Well, “nightmare” is a euphemism. He’s never been keen to seek out if there is another name for the hallucinations one experiences in a cocaine crash.
She’ll be standing at the end of a waterfall, much like how he sometimes imagines himself. Her back will be turned to him. A bleak, almost cold sunlight outlines her from behind.
Slowly she’ll lean forward, until she’s just about to tip over the edge of the rock, and only then does Sherlock’s body allow him to propel forward – No, he’ll shout, and grab her by the wrist.
He’s always able to stop her right before she falls. She still doesn’t turn to face him, she never does. But he’ll wrap his arms around her and press her body into his, keeping her from the edge, his heart thudding painfully against her back. They’ll be soaking wet, and the roar of the waterfall blocks out the sound of him breathing harshly into her ear.
He will wake up in a hospital bed, being watched over by a frowning John Watson, and she will be miles away.)
-
On his last night there in her home in the Italian countryside, when the sky is dimmed with storm clouds, he tells her the story.
“It happened in an aquarium,” is all he’s said, and already a veil falls over Irene’s face. He sees what she sees – a claustrophobic tunnel, a tube of glass weighed down on by gallons of dark water. Only way out is to push forward.
He takes her hand, in a way no one else in the world will ever see, and becomes her anchor.
He tells her how he was at the very end of the puzzle, triumphantly pushing the last pieces into place. How he was not being swept away by the wave, but riding it.
He tells her how he’d let himself forget that there were people who depended on him, and people he depended on, for the sake of chasing that high. For the sake of feeling like Sherlock Holmes again.
He tells her how Mary Watson –
How Mary Watson –
Without his willing it, the veins on the back of his hand glow dim blue, like the reflections of light off the glass of an aquarium. They shift and twist, and he feels wet blood coat his fingers.
Perhaps there are empty spaces in his life meant to be filled with water. Perhaps he is meant to have these cracks blooming across the stone so that the flood can gush through. All the heartbreaks in his life are self-inflicted, and the icy water, that he thinks is there taunt him, is merely a natural result of gravity –
Warm hands, a sharp contrast from the cold room, touch his face.
He has crumpled over without realizing it, and he rests his brow against the shoulder of the Woman, whose soft hum drowns out the sound of churning waves and gunshots.
How can he be for her what she is for him, he mourns, when he can barely hold up the weight of his own guilt?
He wants to open his mouth and blurt it, ask her why she chooses to stay (rather, let him stay), when it hurts to think of all he could have given her and has not. Even in his nightmares, he only saves her just a second before it’s too late.
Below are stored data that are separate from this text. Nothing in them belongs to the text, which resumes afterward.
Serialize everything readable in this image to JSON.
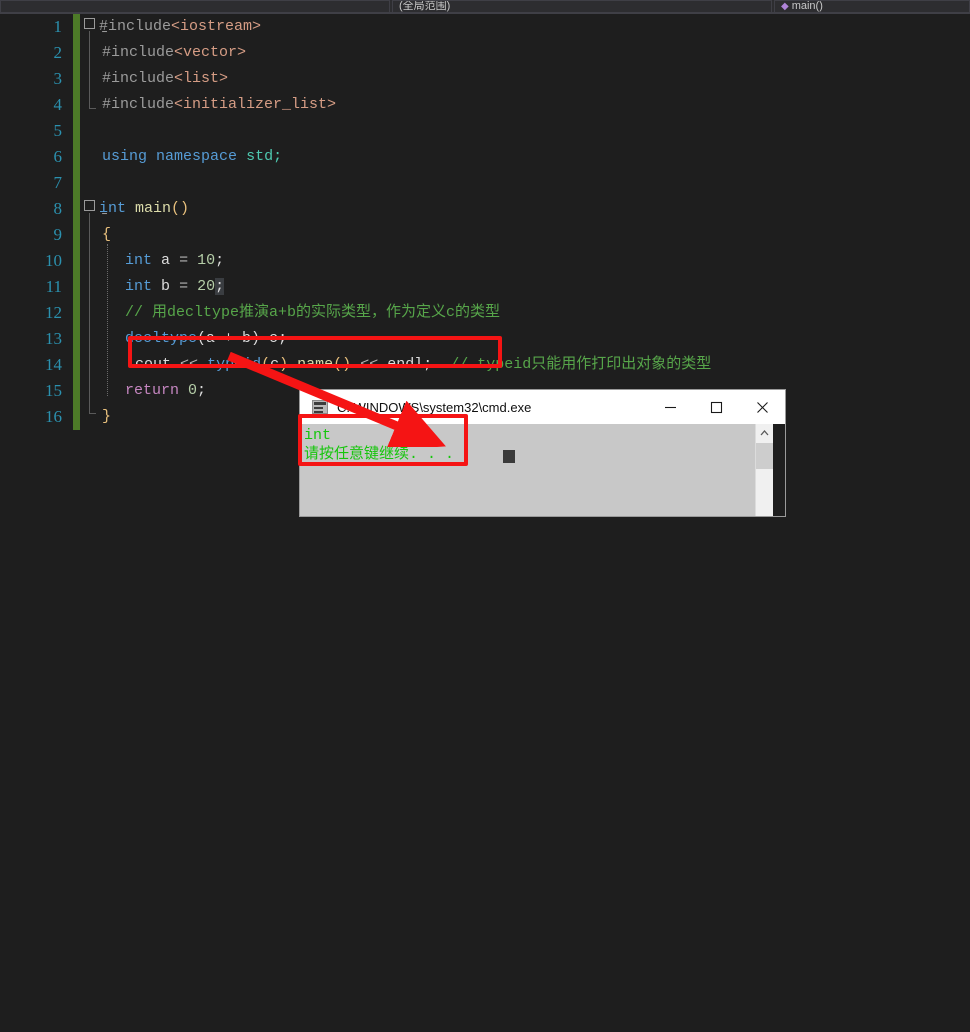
{
  "topbar": {
    "project_label": "",
    "scope_label": "(全局范围)",
    "member_label": "main()",
    "member_icon": "method-icon"
  },
  "editor": {
    "language": "cpp",
    "line_numbers": [
      1,
      2,
      3,
      4,
      5,
      6,
      7,
      8,
      9,
      10,
      11,
      12,
      13,
      14,
      15,
      16
    ],
    "lines": [
      {
        "n": 1,
        "text": "#include<iostream>"
      },
      {
        "n": 2,
        "text": "#include<vector>"
      },
      {
        "n": 3,
        "text": "#include<list>"
      },
      {
        "n": 4,
        "text": "#include<initializer_list>"
      },
      {
        "n": 5,
        "text": ""
      },
      {
        "n": 6,
        "text": "using namespace std;"
      },
      {
        "n": 7,
        "text": ""
      },
      {
        "n": 8,
        "text": "int main()"
      },
      {
        "n": 9,
        "text": "{"
      },
      {
        "n": 10,
        "text": "int a = 10;"
      },
      {
        "n": 11,
        "text": "int b = 20;"
      },
      {
        "n": 12,
        "text": "// 用decltype推演a+b的实际类型，作为定义c的类型"
      },
      {
        "n": 13,
        "text": "decltype(a + b) c;"
      },
      {
        "n": 14,
        "text": "cout << typeid(c).name() << endl;  // typeid只能用作打印出对象的类型"
      },
      {
        "n": 15,
        "text": "return 0;"
      },
      {
        "n": 16,
        "text": "}"
      }
    ],
    "tokens": {
      "inc_iostream": "<iostream>",
      "inc_vector": "<vector>",
      "inc_list": "<list>",
      "inc_initializer_list": "<initializer_list>",
      "hash_include": "#include",
      "kw_using": "using",
      "kw_namespace": "namespace",
      "id_std": "std;",
      "kw_int": "int",
      "fn_main": "main",
      "parens": "()",
      "brace_open": "{",
      "brace_close": "}",
      "var_a": "a",
      "var_b": "b",
      "var_c": "c",
      "eq": "=",
      "num_10": "10",
      "num_20": "20",
      "semi": ";",
      "comment_12": "// 用decltype推演a+b的实际类型，作为定义c的类型",
      "kw_decltype": "decltype",
      "expr_ab": "(a + b)",
      "id_cout": "cout",
      "op_shift": "<<",
      "kw_typeid": "typeid",
      "dot": ".",
      "fn_name": "name",
      "id_endl": "endl",
      "comment_14": "// typeid只能用作打印出对象的类型",
      "kw_return": "return",
      "num_0": "0"
    },
    "collapse_markers": [
      "collapse-line-1",
      "collapse-line-8"
    ],
    "collapse_glyph": "−",
    "change_bar_color": "#4d7a28"
  },
  "annotations": {
    "color": "#f51414",
    "box_code_target": "cout << typeid(c).name() << endl;",
    "box_console_target": "int",
    "arrow_label": "arrow-code-to-output"
  },
  "console": {
    "title": "C:\\WINDOWS\\system32\\cmd.exe",
    "app_icon": "cmd-icon",
    "minimize_label": "—",
    "maximize_label": "▢",
    "close_label": "✕",
    "output_lines": [
      "int",
      "请按任意键继续. . ."
    ],
    "text_color": "#16c60c",
    "background_color": "#c8c8c8",
    "scroll_up_glyph": "⌃"
  }
}
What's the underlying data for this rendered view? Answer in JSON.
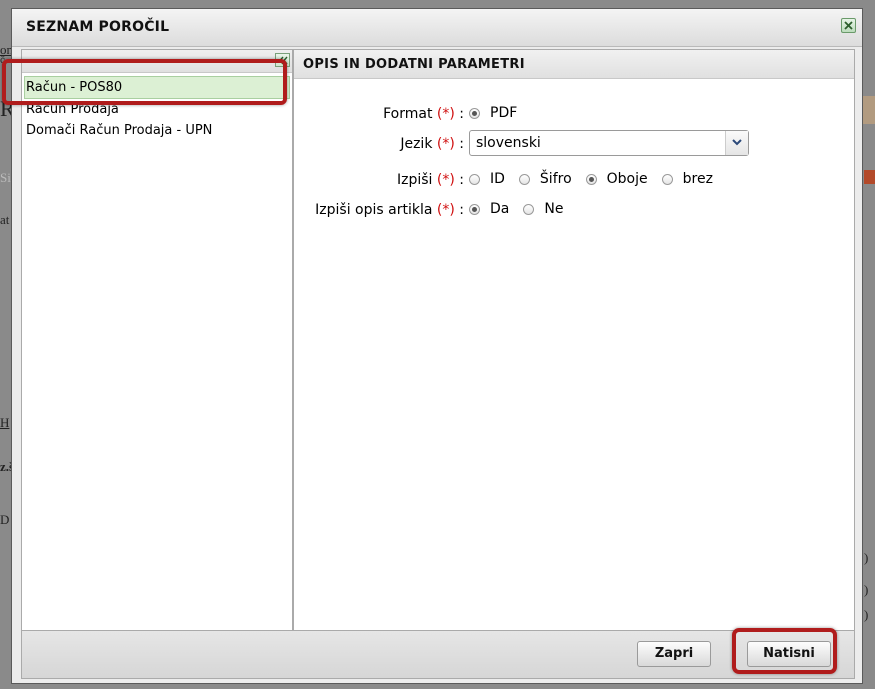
{
  "background": {
    "fragments": [
      "on",
      "č",
      "Ri",
      "Si",
      "at",
      "H",
      "z.š",
      "D",
      ")",
      ")",
      ")"
    ]
  },
  "dialog": {
    "title": "SEZNAM POROČIL",
    "close_icon": "close-icon",
    "collapse_icon": "collapse-left-icon"
  },
  "reports": {
    "items": [
      "Račun - POS80",
      "Račun Prodaja",
      "Domači Račun Prodaja - UPN"
    ],
    "selected_index": 0
  },
  "params": {
    "heading": "OPIS IN DODATNI PARAMETRI",
    "required_marker": "(*)",
    "separator": ":",
    "format": {
      "label": "Format",
      "options": [
        "PDF"
      ],
      "selected": "PDF"
    },
    "jezik": {
      "label": "Jezik",
      "value": "slovenski"
    },
    "izpisi": {
      "label": "Izpiši",
      "options": [
        "ID",
        "Šifro",
        "Oboje",
        "brez"
      ],
      "selected": "Oboje"
    },
    "izpisi_opis": {
      "label": "Izpiši opis artikla",
      "options": [
        "Da",
        "Ne"
      ],
      "selected": "Da"
    }
  },
  "footer": {
    "close_label": "Zapri",
    "print_label": "Natisni"
  },
  "colors": {
    "required": "#d01010",
    "highlight_ring": "#b01c1c",
    "selected_row": "#dcf0d4"
  }
}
Who’s to say reality will be as merciful?
But no breath fills his lungs, no voice reaches his lips. Irene has threaded her fingers into his hair, and her other hand strokes the length of his back. Maybe she knows he wants to ask all these questions. Maybe she hopes he realizes her answer is it doesn’t matter.
He brings up his own unsteady hands to grasp at the ends of her long, loose hair, and she gathers him in tighter, as if catching him from the edge of the waterfall, as if saying, I’ve got you.
And she has. My god, Sherlock thinks, she really has.